SEC charged CVS Caremark with misconduct from its activities during the last two quarters of 2009. SEC alleges that during a $1.5 billion bond offering in September 2009, CVS failed to disclose to investors that it had lost significant Medicare Part D and contract revenues in its pharmacy benefit management (PBM) business. When the company disclosed the information November 5, 2009, the stock price plunged 20% that day.

Also, on that same day during an investors’ conference call about earnings, SEC alleges that CVS continued to mislead investors, stating improvement in its PBM “retention rate,” when it had allegedly manipulated the calculation of that rate.

CVS also was charged with improper accounting of its acquisition of Longs Drugs, a drugstore chain, during that time period, overstating financial results for its retail pharmacy business.

“[CVS] failed to disclose the adjustments in its quarterly report filed on November 5,” according to SEC. “CVS improperly reduced the value of $189 million of personal property in the Longs stores down to $0, and then reversed $49 million of depreciation that had been taken on those assets since the acquisition.”

 

SEC states that undisclosed depreciation reversal led to higher third-quarter earnings, thus exceeding analysts’ expectations, at the same time the company announced its PBM business was down.

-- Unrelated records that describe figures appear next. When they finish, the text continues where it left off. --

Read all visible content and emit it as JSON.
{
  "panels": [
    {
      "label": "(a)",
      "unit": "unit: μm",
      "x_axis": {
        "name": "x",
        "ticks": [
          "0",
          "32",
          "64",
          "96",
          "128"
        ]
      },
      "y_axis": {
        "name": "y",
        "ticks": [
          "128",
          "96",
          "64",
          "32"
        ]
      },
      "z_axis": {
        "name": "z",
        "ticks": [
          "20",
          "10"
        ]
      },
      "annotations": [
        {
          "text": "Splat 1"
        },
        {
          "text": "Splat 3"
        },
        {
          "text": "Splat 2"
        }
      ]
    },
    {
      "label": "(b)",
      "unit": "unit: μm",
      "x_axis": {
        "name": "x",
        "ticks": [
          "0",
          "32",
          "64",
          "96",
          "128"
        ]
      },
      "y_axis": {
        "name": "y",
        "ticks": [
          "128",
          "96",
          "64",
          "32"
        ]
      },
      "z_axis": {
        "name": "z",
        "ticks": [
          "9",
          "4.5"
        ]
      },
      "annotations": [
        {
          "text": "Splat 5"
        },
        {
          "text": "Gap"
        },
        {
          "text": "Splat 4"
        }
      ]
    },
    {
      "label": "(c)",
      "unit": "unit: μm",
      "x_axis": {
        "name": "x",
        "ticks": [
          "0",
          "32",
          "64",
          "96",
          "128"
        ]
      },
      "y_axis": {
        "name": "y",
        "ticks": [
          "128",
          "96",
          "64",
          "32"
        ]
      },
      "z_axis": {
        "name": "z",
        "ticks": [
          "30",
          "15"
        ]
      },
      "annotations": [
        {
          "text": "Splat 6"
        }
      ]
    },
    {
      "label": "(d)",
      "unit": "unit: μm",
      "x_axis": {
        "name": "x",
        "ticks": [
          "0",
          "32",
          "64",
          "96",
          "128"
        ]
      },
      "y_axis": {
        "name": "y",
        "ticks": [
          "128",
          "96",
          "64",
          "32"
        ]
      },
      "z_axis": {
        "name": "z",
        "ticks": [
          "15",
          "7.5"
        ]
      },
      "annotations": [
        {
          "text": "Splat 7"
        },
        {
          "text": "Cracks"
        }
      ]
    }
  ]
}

Laird Daniels, the CVS retail controller at the time, was charged by SEC with accounting violations in a related SEC proceeding. In an email by Daniels, he noted “the dramatic change in accounting turned the acquisition of Longs Drugs from a ‘bad guy’ to a ‘good guy’ in terms of purported profitability for CVS,” according to SEC.

Daniels, who assumed the position of CVS’ senior vice president for international operations and business development in May 2013, agreed to settle his SEC case by agreeing to pay a $75,000 fine and to not work as an accountant for at least a year for any entity regulated by the SEC.

“Without admitting or denying the allegations, Daniels agreed to the entry of a cease-and-desist order finding that he willfully violated Sections 17(a)(2) and (3) of the Securities Act of 1933 and Rule 13b2-1 under the Securities Exchange Act of 1934,” according to SEC.